Ministers will splash out potentially hundreds of thousands of pounds of public funds on an advertising campaign to urge the public to buy shares in the Royal Mail.
The Department for Business revealed that it has awarded a contract to ad agency Engine Group to promote its part-privatisation of the Royal Mail, which is being prepared to float on the stock market for an estimated £3 billion valuation.
However, officials refused to reveal how much the advertising contract was worth, pleading commercial confidentiality, but it is estimated to be worth hundreds of thousands of pounds.

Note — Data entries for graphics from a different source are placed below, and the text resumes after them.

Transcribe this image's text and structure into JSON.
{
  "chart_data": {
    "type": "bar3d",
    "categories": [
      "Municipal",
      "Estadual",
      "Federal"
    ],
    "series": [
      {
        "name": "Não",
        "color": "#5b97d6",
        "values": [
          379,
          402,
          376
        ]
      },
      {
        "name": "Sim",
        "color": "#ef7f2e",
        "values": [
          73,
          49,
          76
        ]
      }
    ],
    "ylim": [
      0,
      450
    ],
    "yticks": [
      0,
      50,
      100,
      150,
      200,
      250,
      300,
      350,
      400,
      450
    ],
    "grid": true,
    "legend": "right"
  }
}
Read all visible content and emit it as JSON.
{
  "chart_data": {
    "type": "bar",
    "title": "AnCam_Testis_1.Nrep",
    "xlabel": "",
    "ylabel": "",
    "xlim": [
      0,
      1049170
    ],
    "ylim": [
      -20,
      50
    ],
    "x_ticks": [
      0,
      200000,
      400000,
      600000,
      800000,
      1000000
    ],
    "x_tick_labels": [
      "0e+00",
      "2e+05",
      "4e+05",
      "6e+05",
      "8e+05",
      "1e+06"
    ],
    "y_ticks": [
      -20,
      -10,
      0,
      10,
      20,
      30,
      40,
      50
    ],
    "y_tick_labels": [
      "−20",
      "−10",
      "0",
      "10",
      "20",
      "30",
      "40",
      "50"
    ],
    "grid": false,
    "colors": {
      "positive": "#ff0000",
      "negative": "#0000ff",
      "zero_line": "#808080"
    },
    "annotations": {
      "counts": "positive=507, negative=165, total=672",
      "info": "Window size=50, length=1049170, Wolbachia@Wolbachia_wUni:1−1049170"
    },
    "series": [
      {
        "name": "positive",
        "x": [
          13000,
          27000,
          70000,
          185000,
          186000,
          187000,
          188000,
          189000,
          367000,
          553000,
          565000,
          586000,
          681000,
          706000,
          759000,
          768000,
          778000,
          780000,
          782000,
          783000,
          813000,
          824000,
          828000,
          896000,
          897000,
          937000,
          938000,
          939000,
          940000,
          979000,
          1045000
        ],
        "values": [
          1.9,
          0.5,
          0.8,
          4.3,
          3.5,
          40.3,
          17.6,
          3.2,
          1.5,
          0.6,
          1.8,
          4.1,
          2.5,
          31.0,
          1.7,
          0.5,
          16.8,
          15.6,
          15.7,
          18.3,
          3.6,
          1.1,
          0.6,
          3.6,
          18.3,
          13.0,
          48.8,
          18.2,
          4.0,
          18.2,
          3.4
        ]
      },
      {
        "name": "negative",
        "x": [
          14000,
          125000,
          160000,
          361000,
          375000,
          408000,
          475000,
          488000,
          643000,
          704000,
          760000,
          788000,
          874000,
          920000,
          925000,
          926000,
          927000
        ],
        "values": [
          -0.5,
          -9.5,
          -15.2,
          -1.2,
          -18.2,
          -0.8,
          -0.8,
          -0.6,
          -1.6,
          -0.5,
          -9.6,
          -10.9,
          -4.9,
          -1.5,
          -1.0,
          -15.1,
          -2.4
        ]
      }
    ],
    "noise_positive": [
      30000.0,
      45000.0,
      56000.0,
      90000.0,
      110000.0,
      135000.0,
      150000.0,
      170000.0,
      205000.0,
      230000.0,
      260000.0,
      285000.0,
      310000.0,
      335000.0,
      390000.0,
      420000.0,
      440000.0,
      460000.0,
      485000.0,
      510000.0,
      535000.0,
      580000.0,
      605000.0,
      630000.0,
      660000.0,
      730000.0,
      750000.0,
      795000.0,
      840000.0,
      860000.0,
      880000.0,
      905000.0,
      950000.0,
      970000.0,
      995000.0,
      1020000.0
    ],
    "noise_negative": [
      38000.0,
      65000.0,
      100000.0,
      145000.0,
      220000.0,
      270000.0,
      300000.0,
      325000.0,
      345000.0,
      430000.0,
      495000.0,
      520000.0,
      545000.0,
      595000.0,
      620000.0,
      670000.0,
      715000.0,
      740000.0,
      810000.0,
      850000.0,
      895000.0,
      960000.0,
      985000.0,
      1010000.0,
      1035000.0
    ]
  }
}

“It’s not going to be a Tell Sid style campaign. It will be just an awareness-raising campaign that’ll let members of the public know about the opportunity," a spokesperson told the Huffington Post UK, referring to the 'Tell Sid' campaign in the 1980s which promoted the privatisation of British Gas.
Officials denied there was any special privilege being given to the Royal Mail campaign given the government's crackdown on advertising in the past, as represented by its closure of the government's ad agency, the Central Office of Information, in 2012.
"It doesn’t mean the Royal Mail campaign is more important than anything else we’re doing, which is to let members of the public know how they can get involved."
The campaign has drawn criticism from the Communications Workers Union.
Billy Hayes, CWU general secretary, said: “The Government is splashing taxpayers’ money on a deeply unpopular privatisation programme.
"More than two-thirds of the public are against privatisation – a clear majority in any system.”
A YouGov poll conducted last month showed 67% of the public were opposed to privatising the Royal Mail, with only 20% in support.
Julian Hough, a founding partner of Engine, said: “We’re delighted to have been appointed to this highly prestigious piece of business.”